I spoke to a friend that manages a mortgage department for a major Canadian bank about our financing options again. He basically told me what we heard before…banks do not want to take the risk of financing land because of the lack of potential equity in the land versus a fully built home. In other words, a piece of land is likely harder to sell in the case of a default than a built home.
This falls in line with Frank Lloyd Wright’s comments on the subject which was paraphrased as “Banks don’t finance homes to live in they finance homes to sell”. We have certainly found that in our own lives and were stuck in that thinking before we realized we may build a house we can spend forever in. A very romantic and real notion.

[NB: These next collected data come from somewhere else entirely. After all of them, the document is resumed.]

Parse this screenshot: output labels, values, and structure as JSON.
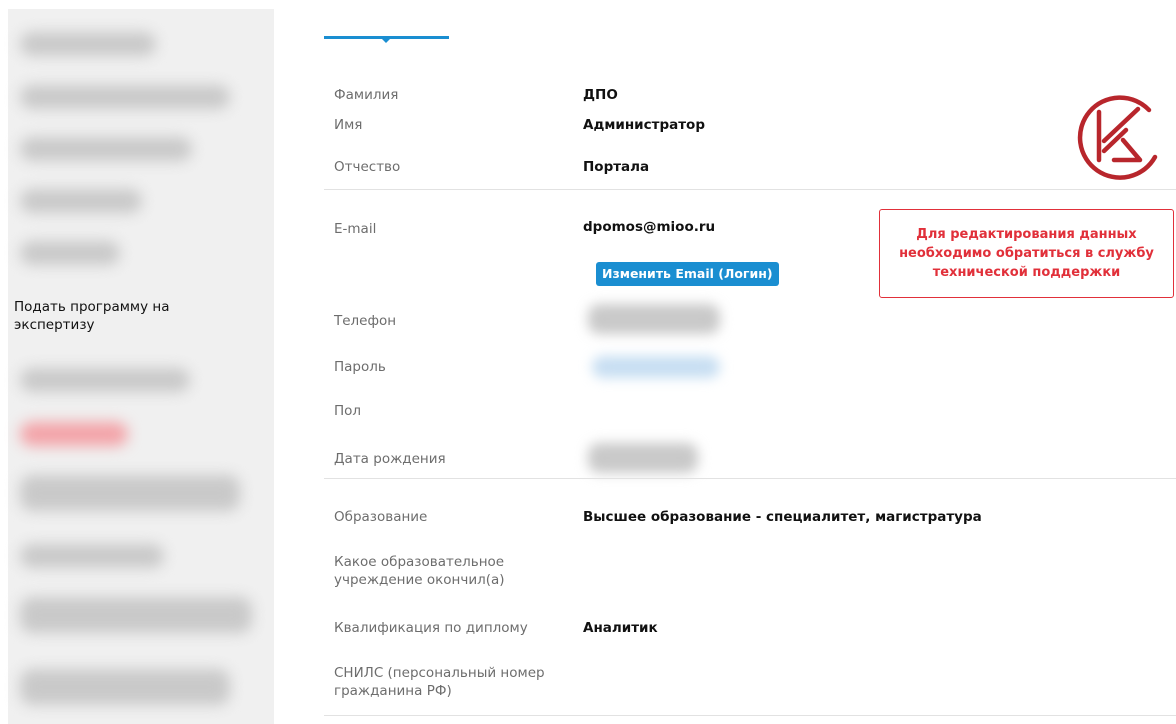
{
  "colors": {
    "accent": "#1a8ed1",
    "alert": "#e1303a",
    "logo": "#b8262c"
  },
  "sidebar": {
    "submit_link": "Подать программу на экспертизу"
  },
  "profile": {
    "last_name": {
      "label": "Фамилия",
      "value": "ДПО"
    },
    "first_name": {
      "label": "Имя",
      "value": "Администратор"
    },
    "patronymic": {
      "label": "Отчество",
      "value": "Портала"
    },
    "email": {
      "label": "E-mail",
      "value": "dpomos@mioo.ru",
      "change_button": "Изменить Email (Логин)"
    },
    "phone": {
      "label": "Телефон"
    },
    "password": {
      "label": "Пароль"
    },
    "gender": {
      "label": "Пол"
    },
    "birth_date": {
      "label": "Дата рождения"
    },
    "education": {
      "label": "Образование",
      "value": "Высшее образование - специалитет, магистратура"
    },
    "institution": {
      "label": "Какое образовательное учреждение окончил(а)"
    },
    "qualification": {
      "label": "Квалификация по диплому",
      "value": "Аналитик"
    },
    "snils": {
      "label": "СНИЛС (персональный номер гражданина РФ)"
    }
  },
  "notice": {
    "text": "Для редактирования данных необходимо обратиться в службу технической поддержки"
  },
  "logo": {
    "icon": "k-monogram-logo-icon"
  }
}
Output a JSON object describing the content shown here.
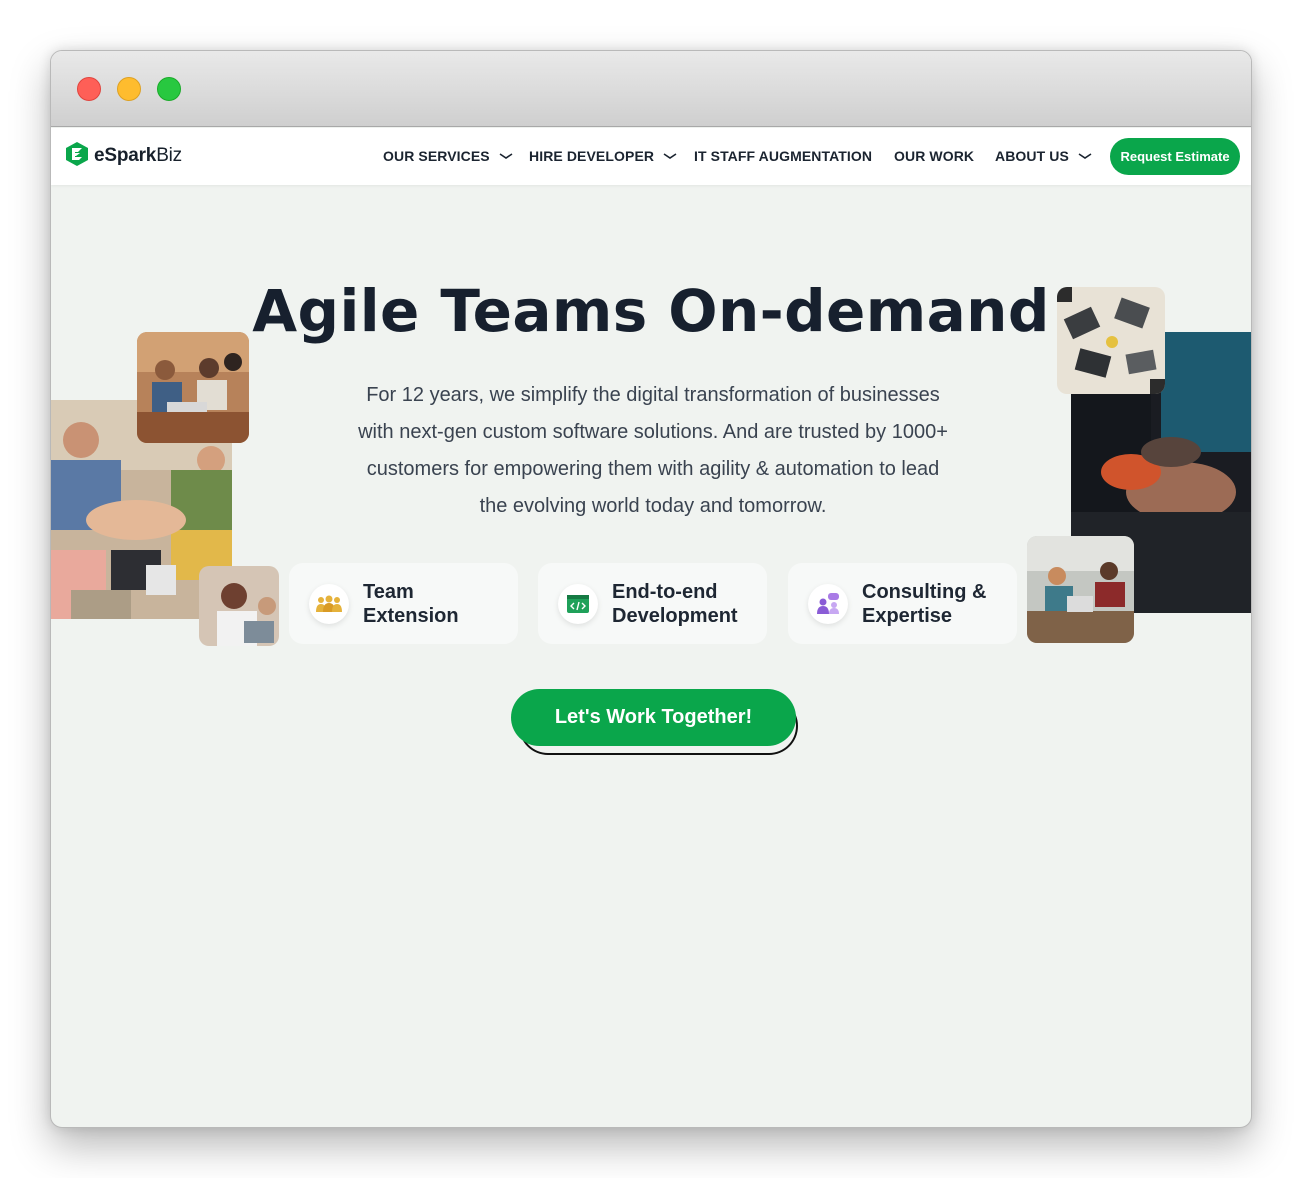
{
  "nav": {
    "logo": {
      "brand_bold": "eSpark",
      "brand_light": "Biz"
    },
    "items": [
      {
        "label": "OUR SERVICES",
        "dropdown": true
      },
      {
        "label": "HIRE DEVELOPER",
        "dropdown": true
      },
      {
        "label": "IT STAFF AUGMENTATION",
        "dropdown": false
      },
      {
        "label": "OUR WORK",
        "dropdown": false
      },
      {
        "label": "ABOUT US",
        "dropdown": true
      }
    ],
    "cta": "Request Estimate"
  },
  "hero": {
    "title": "Agile Teams On-demand",
    "subtitle": "For 12 years, we simplify the digital transformation of businesses with next-gen custom software solutions. And are trusted by 1000+ customers for empowering them with agility & automation to lead the evolving world today and tomorrow.",
    "cards": [
      {
        "line1": "Team",
        "line2": "Extension",
        "icon": "team-icon"
      },
      {
        "line1": "End-to-end",
        "line2": "Development",
        "icon": "code-window-icon"
      },
      {
        "line1": "Consulting &",
        "line2": "Expertise",
        "icon": "consulting-chat-icon"
      }
    ],
    "cta": "Let's Work Together!"
  },
  "colors": {
    "brand_green": "#0aa64b",
    "page_bg": "#f0f3f0",
    "text_dark": "#17202e"
  }
}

However, my friend had a fantastic idea. Because we are not likely ready to build for about 2 to 3 years time he said take what you would have put into that property in interest and taxes for 3 years and put that amount into an interest baring account each month instead. That way at the end of the 3 years we have a significant down-payment and a private mortgage lender will likely finance that…no problem because they are protected with our 35% down. This allows a better bargaining position all the way around, better rates and lets us wait to see if someone else is building in that area to predict the risks we are going to encounter with the soil and foundation situation (which we found out happened a few miles away). Also, we will have more equity in our current home which we can then refinance to use for building costs on the new property. Made a lot of sense to me because instead of losing money each month, we are gaining in the long run on interest and taxes saved. It is entirely possible to have the entire property paid for in that 3 years which puts us in an amazing situation because then we can build with the equity in land and not touch the equity in our current home. I was stunned at my friend’s thinking because it is a totally Usonian way to do things because at the end of the day, we will be carrying very little debt throughout the process of achieving our Usonian dream!